Ten jest jeszcze na bardzo wczesnym etapie rozwoju.
Od rynkowego debiutu najnowszej produkcji studia PlayDead – Inside – na konsolach Microsoftu minęły już ponad dwa lata. W międzyczasie twórcy pracowali nad wydaniem gry na kolejnych platformach sprzętowych, ale zapewne zastanawiacie się, jaki będzie trzeci projekt duńskiej ekipy. Garść konkretów z nim związanych ujawnił szef rzeczonego studia – Arnt Jensen – w wywiadzie dla serwisu computerworld.dk. Dzięki temu dowiedzieliśmy się, że nadchodząca gra PlayDead zostanie osadzona w realiach science-fiction, a protagonista będzie samotnie przemierzał zawieszone w czasie i przestrzeni pustkowia.
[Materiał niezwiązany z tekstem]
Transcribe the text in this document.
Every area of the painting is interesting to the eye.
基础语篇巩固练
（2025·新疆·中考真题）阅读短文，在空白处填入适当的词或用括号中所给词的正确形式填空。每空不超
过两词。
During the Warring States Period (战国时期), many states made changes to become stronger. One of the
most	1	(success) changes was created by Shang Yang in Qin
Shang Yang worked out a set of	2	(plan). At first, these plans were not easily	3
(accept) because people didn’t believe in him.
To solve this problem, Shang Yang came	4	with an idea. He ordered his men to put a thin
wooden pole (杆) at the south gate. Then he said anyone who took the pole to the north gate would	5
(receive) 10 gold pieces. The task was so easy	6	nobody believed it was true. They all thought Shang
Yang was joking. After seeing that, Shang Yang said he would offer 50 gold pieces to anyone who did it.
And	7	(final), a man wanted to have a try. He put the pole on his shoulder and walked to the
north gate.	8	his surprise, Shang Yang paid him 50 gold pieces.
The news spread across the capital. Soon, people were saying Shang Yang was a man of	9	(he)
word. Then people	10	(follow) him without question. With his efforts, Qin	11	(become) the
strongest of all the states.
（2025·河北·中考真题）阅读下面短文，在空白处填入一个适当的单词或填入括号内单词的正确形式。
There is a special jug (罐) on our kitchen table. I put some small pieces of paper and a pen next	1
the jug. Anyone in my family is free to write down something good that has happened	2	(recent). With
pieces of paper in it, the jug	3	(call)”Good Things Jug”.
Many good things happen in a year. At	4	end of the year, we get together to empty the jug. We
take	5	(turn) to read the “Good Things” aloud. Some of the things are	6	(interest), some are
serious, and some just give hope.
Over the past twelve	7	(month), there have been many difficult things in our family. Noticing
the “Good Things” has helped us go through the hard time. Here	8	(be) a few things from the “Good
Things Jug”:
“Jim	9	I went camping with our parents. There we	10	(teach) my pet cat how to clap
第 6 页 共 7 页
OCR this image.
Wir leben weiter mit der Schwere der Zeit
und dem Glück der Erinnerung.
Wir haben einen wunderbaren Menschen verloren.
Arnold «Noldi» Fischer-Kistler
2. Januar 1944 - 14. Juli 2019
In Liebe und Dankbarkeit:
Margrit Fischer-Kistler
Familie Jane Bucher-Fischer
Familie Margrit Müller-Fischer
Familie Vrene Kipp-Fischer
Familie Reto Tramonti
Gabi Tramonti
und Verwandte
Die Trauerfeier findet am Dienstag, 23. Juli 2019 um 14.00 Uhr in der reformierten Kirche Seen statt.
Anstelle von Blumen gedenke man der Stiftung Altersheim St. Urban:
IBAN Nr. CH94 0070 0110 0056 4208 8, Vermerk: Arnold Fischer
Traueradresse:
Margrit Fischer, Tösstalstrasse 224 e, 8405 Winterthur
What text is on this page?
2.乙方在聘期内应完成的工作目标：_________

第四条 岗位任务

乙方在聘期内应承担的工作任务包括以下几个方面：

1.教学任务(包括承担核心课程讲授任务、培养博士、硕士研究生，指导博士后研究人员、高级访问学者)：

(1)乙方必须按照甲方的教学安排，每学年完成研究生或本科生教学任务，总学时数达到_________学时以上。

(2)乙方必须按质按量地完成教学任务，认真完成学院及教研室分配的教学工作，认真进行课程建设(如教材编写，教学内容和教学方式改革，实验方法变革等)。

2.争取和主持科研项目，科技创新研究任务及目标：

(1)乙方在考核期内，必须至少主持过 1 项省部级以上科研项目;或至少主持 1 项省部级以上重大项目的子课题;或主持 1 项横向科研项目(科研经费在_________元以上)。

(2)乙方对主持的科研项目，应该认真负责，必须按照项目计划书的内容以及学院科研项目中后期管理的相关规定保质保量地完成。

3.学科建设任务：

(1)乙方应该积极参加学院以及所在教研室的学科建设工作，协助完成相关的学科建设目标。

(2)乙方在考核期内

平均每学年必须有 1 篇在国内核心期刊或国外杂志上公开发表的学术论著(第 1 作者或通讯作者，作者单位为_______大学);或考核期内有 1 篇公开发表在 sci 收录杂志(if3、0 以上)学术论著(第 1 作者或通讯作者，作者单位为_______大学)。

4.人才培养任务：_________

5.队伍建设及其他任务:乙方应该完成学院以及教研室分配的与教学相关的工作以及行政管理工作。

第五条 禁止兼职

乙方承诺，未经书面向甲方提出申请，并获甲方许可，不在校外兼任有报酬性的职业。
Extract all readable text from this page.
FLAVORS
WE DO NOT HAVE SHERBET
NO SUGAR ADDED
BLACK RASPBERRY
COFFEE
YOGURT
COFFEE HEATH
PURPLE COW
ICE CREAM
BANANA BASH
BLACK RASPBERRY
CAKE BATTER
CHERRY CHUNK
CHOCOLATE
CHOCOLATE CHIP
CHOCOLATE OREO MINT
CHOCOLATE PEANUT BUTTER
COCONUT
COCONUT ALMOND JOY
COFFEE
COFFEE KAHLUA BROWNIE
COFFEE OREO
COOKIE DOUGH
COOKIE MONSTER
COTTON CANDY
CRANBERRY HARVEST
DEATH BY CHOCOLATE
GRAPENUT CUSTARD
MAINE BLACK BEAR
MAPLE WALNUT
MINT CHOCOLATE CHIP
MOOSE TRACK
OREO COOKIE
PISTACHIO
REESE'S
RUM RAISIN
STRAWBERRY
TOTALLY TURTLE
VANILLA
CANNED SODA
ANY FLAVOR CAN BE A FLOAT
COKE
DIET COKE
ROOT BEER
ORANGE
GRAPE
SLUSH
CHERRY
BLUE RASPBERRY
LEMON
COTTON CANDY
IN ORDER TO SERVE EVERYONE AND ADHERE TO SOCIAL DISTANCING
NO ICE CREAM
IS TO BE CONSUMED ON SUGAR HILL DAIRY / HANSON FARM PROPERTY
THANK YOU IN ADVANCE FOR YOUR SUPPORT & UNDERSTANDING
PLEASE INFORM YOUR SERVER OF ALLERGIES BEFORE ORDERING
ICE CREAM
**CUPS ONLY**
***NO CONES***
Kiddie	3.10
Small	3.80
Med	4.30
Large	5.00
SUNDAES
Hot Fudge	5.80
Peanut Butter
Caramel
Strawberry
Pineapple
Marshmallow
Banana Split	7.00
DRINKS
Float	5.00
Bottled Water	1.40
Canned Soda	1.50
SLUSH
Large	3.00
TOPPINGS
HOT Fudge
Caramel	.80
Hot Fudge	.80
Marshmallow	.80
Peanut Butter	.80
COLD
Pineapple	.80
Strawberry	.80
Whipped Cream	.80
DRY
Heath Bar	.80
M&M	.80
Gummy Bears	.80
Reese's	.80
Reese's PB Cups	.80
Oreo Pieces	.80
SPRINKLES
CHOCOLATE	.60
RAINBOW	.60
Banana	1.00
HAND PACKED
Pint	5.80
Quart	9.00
Całość jest na bardzo wczesnym etapie produkcji – twórcy wciąż zbierają pomysły, które napływają od wszystkich pracowników studia, więc na debiut gry, a nawet oficjalną zapowiedź raczej przyjdzie nam jeszcze trochę poczekać. Spore znaczenie ma też specyfika pracy duńskiej ekipy – deweloperzy nie mają narzuconych żadnych terminów, a włodarze studia nie zamierzają też w żaden sposób pospieszać ich pracy kreatywnej.
Studio PlayDead powstało w 2006 roku i do tej pory wyprodukowało dwa tytuły – Limbo oraz Inside. Obie produkcje wyróżniają się zarówno pod względem stylu artystycznego, atmosfery, jak i poruszaną tematyką.